Medicine needs to face up to sexism and sexual harassment in medical workplaces

womenmds-300x200The profession of medicine gets mixed reviews in rolling back the centuries of  chauvinism, arrogance, and boorish behavior of top (male) doctors.  It’s now generally if grudgingly recognized that health care, though it may be a life-and-death practice, needn’t be a rude and obnoxious one. Nurses, many of them women but many men, too, shouldn’t be bullied and demeaned by doctors. It makes for mistakes and malpractice and bad patient outcomes, for one thing.

As health care leaders look around at mighty male leaders who are falling left and right in the entertainment, news and political industries, they may wish to look closely at their own talent and its treatment. Women doctors, for example, get a bad deal on a matter as basic as pay: They earn, on average, 20 percent less than men do, even within various specialties, data from 36,000 self-reporting MDs has found. Male vascular surgeons earn $89,000 more than their female counterparts, while male pediatric rheumatologists get about $45,000 more than their female peers do.

The American Medical Association has reported that only 12 percent of internal medicine, 1 percent of surgical, and 22 percent of obstetrics and gynecology department chairs at important, prestigious academic medical centers are women—figures that also are tough to reconcile because 83 percent of obstetrics and gynecology residents are women.

It’s also tough to understand why women aren’t thriving and rising more in medicine and medical science because they do outstanding work. Yusuke Tsugawa and Ashish Jha recently analyzed data on more than 1 million patients, and found that “female physicians had lower … mortality rates compared to male physicians” for hospitalized patients who were studied 30 days later. When they examined patient outcomes for women vs. men doctors, breaking their data down on care for the eight most common conditions treated in hospitals, “female physicians had better outcomes.” This was especially true for patients in bad shape, they found, writing, “The sicker you are, the bigger the benefit of having a female physician.”

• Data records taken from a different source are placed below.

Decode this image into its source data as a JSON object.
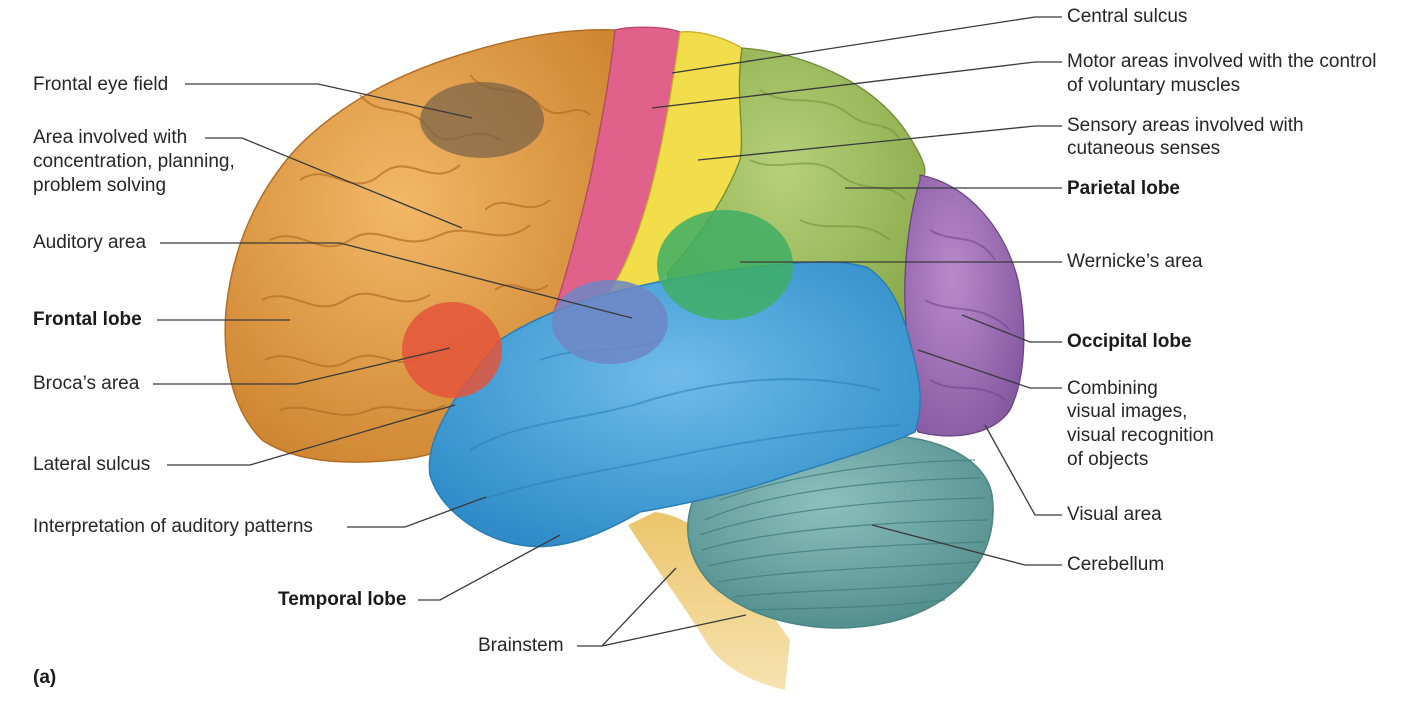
{
  "figure": {
    "panel_label": "(a)",
    "labels": {
      "central_sulcus": "Central sulcus",
      "motor_areas_1": "Motor areas involved with the control",
      "motor_areas_2": "of voluntary muscles",
      "sensory_areas_1": "Sensory areas involved with",
      "sensory_areas_2": "cutaneous senses",
      "parietal_lobe": "Parietal lobe",
      "wernickes_area": "Wernicke’s area",
      "occipital_lobe": "Occipital lobe",
      "combining_1": "Combining",
      "combining_2": "visual images,",
      "combining_3": "visual recognition",
      "combining_4": "of objects",
      "visual_area": "Visual area",
      "cerebellum": "Cerebellum",
      "frontal_eye_field": "Frontal eye field",
      "concentration_1": "Area involved with",
      "concentration_2": "concentration, planning,",
      "concentration_3": "problem solving",
      "auditory_area": "Auditory area",
      "frontal_lobe": "Frontal lobe",
      "brocas_area": "Broca’s area",
      "lateral_sulcus": "Lateral sulcus",
      "interpretation_auditory": "Interpretation of auditory patterns",
      "temporal_lobe": "Temporal lobe",
      "brainstem": "Brainstem"
    },
    "colors": {
      "frontal_lobe": "#E8A24E",
      "motor_strip": "#E0628A",
      "sensory_strip": "#F2DE4A",
      "parietal_lobe": "#9FBE5A",
      "occipital_lobe": "#A272B8",
      "temporal_lobe": "#52A8DE",
      "cerebellum": "#6FA9A8",
      "brainstem": "#E9C065",
      "frontal_eye_field": "#8A7050",
      "brocas_area": "#E4553A",
      "auditory_area": "#6F86C4",
      "wernickes_area": "#3FAE64"
    }
  }
}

But to become doctors and to keep practicing well, women face a relentless gantlet of “bro culture,” in which crude anatomical language is common, where they are addressed as “girls” and sexism long has been rampant, and where they are personally and regularly subjected to inappropriate sexual advances, and coercive or threatening language about submitting to wrong sexual overtures. In a survey of established women faculty at academic medical centers, 52 percent of them reported harassment in their careers compared with 5 percent of men.

Women who leap into elite positions as surgeons also face a crushing bias. A bit of research still under way and based on Medicare data looks at how primary care physicians, when making crucial referrals to surgical colleagues, show a bias against women:

[Referring physicians] become more pessimistic about a female surgeon’s ability than a male’s after a patient death, indicated by a sharper drop in referrals to the female surgeon. However, [referring doctors] become more optimistic about a male surgeon’s ability after a good patient outcome, indicated by a larger increase in the number of referrals the male surgeon receives. [Referring doctors] also change their behavior toward other female surgeons after a bad experience with one female surgeon, becoming less likely to refer to new women in the same specialty. There are no such spillovers to other men after a bad experience with one male surgeon …

In my practice, I see not only the significant harms that patients suffer while seeking medical services but also their giant struggles to access and afford medical care. The United States is a rich nation, gifted with great resources, including abundant talent. But no country on earth can afford to look askance or to mistreat half its population. We have a long way to go to see that women in medicine get paid fairly, treated appropriately, and promoted to make highest and best use of their astronomic skills, talents, and brains. Maybe this also will help ensure that women get more effective, affordable, accessible, and outstanding medical care they deserve, not the distant second, after thought medicine that they too often have gotten before.

By the way, lest anyone think that powerful men in medicine are somehow beyond the reach of a deserved comeuppance for bad conduct, just consider that even the flailing administrators at the well-known University of Southern California got it together sufficiently to fire the hand-picked successor to a drug-troubled, hard-drinking, and ousted medical school dean. USC acted, it is true, only after word began to spread the replacement dean had cost the university $100,000 in a settlement earlier in his career for sexually harassing a young female co-researcher. He, according to news reports, traveled to a medical conference with his colleague but had booked only one hotel room—and expected her to share it and his bed with him. So now USC has fired two deans in quick succession for misbehavior. Will it have learned its lesson? We’re watching.